THE producers of The Expendables were last night facing a legal challenge from the parents of the film’s screenwriters.
The star-studded movie, billed as ‘the goodies have big guns and they fite baddies and there is exploshuns and it is good’, is set to be a box office smash.
But a group of angry parents is threatening to sue producers Millennium Films claiming they had no idea their children were working on the $80m feature.
Nikki Hollis, stepmother of 11-year-old writer Kyle Stephenson, said: “We thought he was coming home late because of school badminton club.
“But then I found what turned out to be the final draft of the script in his PE kit. It was a single page of doodles in bright orange crayon with the occasional use of the words ‘boom’ and ‘aaaaaargh’.
“I have to say, it was poor, even for an 11 year-old.”
She added: “I confronted him and discovered that he was being picked up from school by a limousine, taken to Heathrow and flown to LA for high-pressure script meetings with twitchy fat men in Hawaiian shirts.
“I don’t mind him writing a high-octane action adventure if that’s what he wants to do, but they should have let us know where he was.”

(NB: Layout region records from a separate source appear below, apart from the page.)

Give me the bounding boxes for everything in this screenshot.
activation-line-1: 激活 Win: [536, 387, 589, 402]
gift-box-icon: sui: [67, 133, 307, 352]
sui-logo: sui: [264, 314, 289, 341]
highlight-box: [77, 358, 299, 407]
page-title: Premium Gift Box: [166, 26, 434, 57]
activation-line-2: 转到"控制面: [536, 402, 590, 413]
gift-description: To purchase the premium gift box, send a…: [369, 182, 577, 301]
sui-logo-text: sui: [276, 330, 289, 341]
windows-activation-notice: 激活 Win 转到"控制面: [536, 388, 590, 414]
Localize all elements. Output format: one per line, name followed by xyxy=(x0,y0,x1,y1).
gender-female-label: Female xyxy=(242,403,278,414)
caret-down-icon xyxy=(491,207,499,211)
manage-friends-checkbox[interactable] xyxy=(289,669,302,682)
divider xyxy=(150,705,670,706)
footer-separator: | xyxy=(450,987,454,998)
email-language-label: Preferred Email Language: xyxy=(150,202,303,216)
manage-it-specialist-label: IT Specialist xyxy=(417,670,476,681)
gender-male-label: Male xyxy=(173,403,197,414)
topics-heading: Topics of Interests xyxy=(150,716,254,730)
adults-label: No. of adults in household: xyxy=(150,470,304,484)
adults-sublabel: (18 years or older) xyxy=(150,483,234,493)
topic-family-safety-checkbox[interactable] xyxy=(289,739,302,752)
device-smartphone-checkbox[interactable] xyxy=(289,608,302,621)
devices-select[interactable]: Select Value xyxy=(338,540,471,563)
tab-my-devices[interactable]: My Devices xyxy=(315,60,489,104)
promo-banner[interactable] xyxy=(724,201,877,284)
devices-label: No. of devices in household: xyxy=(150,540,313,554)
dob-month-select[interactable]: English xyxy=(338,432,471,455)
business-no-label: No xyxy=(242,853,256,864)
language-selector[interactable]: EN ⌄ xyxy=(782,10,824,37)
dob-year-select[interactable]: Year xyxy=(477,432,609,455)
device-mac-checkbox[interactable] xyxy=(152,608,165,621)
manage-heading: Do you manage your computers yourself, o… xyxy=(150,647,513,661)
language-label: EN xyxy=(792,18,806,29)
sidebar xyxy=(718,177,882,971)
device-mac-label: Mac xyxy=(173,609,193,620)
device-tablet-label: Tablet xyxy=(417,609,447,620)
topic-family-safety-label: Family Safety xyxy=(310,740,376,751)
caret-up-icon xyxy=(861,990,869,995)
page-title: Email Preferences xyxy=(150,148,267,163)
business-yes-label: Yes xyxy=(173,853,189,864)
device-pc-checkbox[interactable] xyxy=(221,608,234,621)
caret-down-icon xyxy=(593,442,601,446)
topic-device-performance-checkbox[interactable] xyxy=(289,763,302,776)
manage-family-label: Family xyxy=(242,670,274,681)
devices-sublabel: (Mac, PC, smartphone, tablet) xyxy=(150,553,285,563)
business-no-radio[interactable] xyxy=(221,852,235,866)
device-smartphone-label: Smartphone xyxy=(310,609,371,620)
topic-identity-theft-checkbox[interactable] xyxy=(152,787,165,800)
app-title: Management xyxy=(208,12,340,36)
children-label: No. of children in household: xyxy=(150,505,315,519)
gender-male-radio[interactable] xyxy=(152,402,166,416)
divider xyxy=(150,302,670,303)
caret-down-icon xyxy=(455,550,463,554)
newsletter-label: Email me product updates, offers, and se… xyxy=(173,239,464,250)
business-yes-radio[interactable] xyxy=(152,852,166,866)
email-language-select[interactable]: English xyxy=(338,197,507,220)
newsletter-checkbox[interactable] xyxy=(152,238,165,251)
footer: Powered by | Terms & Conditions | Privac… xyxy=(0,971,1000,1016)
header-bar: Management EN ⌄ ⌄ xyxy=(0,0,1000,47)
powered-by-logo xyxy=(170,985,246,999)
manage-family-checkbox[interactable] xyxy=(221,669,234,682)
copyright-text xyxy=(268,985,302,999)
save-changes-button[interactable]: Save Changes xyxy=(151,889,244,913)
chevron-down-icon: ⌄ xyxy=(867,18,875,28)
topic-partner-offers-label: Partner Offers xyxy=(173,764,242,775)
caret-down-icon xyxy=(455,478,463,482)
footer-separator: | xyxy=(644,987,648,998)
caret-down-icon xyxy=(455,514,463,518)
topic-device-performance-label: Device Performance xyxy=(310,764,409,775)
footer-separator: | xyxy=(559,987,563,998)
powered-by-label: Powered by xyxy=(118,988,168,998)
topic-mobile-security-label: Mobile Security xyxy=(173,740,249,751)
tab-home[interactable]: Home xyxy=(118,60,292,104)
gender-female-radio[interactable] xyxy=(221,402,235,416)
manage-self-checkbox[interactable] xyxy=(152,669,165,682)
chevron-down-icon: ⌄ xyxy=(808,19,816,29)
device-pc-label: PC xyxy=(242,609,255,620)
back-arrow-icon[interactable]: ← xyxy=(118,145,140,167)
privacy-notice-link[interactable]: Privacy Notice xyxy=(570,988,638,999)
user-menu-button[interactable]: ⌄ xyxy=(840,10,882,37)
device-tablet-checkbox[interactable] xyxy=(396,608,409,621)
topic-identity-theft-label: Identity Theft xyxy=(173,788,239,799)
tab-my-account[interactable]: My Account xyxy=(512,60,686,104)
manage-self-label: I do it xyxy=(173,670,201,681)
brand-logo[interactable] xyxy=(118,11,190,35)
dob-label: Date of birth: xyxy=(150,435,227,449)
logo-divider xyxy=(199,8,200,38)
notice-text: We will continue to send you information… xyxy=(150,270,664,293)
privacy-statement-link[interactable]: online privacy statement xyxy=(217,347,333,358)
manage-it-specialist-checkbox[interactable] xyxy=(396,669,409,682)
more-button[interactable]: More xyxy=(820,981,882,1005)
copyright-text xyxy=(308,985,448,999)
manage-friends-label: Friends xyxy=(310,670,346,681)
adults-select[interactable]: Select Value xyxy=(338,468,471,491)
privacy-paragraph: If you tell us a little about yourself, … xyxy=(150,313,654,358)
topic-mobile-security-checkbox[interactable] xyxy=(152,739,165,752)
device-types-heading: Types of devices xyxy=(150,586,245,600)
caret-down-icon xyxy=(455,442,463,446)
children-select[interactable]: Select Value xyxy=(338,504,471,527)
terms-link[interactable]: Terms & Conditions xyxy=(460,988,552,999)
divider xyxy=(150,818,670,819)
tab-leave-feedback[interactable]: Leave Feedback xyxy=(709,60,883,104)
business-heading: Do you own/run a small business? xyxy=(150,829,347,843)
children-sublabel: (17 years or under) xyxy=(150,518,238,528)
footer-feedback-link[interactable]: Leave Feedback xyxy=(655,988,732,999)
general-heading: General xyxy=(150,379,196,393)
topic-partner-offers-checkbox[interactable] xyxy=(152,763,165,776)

An industry insider said: “Most big budget movies are now written by children or animals. The Wedding Planner was scripted by a particularly stupid horse that pointed its hoof at a selection of six images in exchange for some beetroot.”
Expendables director Sylvester Stallone is understood to be a fan of child writers because when he is with them he gets to be the second or third tallest person in the room.
The summer blockbuster features every action star of the last century, from Steven Seagal to the ghost of Norman Wisdom.
Film fan Roy Hobbs, 42, said: “I liked the exploshuns. Them was loudy bang-bang good.”